Compilation album by Simple Minds
- Released: 29 September 1997
- Recorded: 1981–1995
- Genre: Rock
- Label: Virgin

Simple Minds chronology
| Good News from the Next World (1995) | The Promised (1997) | Néapolis (1998) |

= The Promised =

The Promised (subtitled Night of the Proms Special Edition) is a Simple Minds compilation album released in 1997 by Virgin Records.
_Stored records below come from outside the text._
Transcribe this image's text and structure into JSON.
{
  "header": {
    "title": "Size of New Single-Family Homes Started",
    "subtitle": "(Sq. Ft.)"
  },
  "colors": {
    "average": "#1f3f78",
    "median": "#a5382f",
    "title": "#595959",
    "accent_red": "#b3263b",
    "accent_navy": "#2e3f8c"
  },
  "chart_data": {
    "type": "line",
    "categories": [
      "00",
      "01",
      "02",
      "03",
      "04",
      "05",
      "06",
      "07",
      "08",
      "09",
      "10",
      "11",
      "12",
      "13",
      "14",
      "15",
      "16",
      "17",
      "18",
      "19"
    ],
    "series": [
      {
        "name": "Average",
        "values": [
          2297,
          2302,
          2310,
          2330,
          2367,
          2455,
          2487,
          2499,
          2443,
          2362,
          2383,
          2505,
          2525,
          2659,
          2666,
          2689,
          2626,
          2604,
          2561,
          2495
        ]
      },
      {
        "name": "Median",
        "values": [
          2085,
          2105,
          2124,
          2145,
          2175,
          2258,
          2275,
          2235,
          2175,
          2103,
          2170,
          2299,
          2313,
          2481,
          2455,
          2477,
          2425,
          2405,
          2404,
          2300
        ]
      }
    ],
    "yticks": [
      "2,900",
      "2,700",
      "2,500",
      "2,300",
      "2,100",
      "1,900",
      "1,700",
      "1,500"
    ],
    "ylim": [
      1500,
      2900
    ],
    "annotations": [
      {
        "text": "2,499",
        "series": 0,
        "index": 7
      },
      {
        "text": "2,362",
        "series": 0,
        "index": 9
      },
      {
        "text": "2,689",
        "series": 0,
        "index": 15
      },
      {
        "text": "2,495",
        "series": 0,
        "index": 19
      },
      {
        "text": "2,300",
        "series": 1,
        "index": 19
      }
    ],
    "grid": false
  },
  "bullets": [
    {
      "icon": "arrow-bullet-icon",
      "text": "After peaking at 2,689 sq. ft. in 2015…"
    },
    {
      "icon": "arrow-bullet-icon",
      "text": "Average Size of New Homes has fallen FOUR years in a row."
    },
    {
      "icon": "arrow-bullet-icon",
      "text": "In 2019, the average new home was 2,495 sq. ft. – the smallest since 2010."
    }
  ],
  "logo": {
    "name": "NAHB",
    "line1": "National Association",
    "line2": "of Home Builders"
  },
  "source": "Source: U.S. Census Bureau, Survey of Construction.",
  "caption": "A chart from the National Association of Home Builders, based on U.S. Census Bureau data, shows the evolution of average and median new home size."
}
The track selection of the album is similar to the group's former compilation Glittering Prize 81/92. It omits "Love Song", "All the Things She Said", and "Ghost Dancing" but includes "New Gold Dream (81–82–83–84)" and their two most recent singles from Good News from the Next World which was their final album for Virgin Records.

==Track listing==
1. "Belfast Child" (1989) – 6:40
2. "Don't You (Forget About Me)" (single version) – 4:20
3. "Alive and Kicking" (single version) – 4:45
4. "Someone Somewhere in Summertime" – 4:37
5. "New Gold Dream (81–82–83–84)" – 5:40
6. "Sanctify Yourself" (single version) – 3:55
7. "See the Lights" (1991) – 4:22
8. "Waterfront" – 4:49
9. "The American" (single edit) – 3:32
10. "She's a River" (1995) – 5:29
11. "Hypnotised" (1995) – 5:50
12. "Promised You a Miracle" (single edit) – 3:59
13. "Speed Your Love to Me" – 4:25
14. "Glittering Prize" (single edit) – 3:58
15. "Let There Be Love" (1991) (single version) – 4:44
16. "Mandela Day" (1989) – 5:40

==Charts==

===Weekly charts===

| Chart (1997) | Peak position |
|---|---|
| Belgian Albums (Ultratop Flanders) | 12 |
| Belgian Albums (Ultratop Wallonia) | 18 |
| Dutch Albums (Album Top 100) | 45 |
| German Albums (Offizielle Top 100) | 97 |

===Year-end charts===

| Chart (1997) | Position |
|---|---|
| Belgian Albums (Ultratop Flanders) | 36 |
| Chart (1998) | Position |
| Belgian Albums (Ultratop Flanders) | 78 |

==Certifications==

| Region | Certification | Certified units/sales |
| Belgium (BRMA) | Gold | 25,000^{*} |
^{*} Sales figures based on certification alone.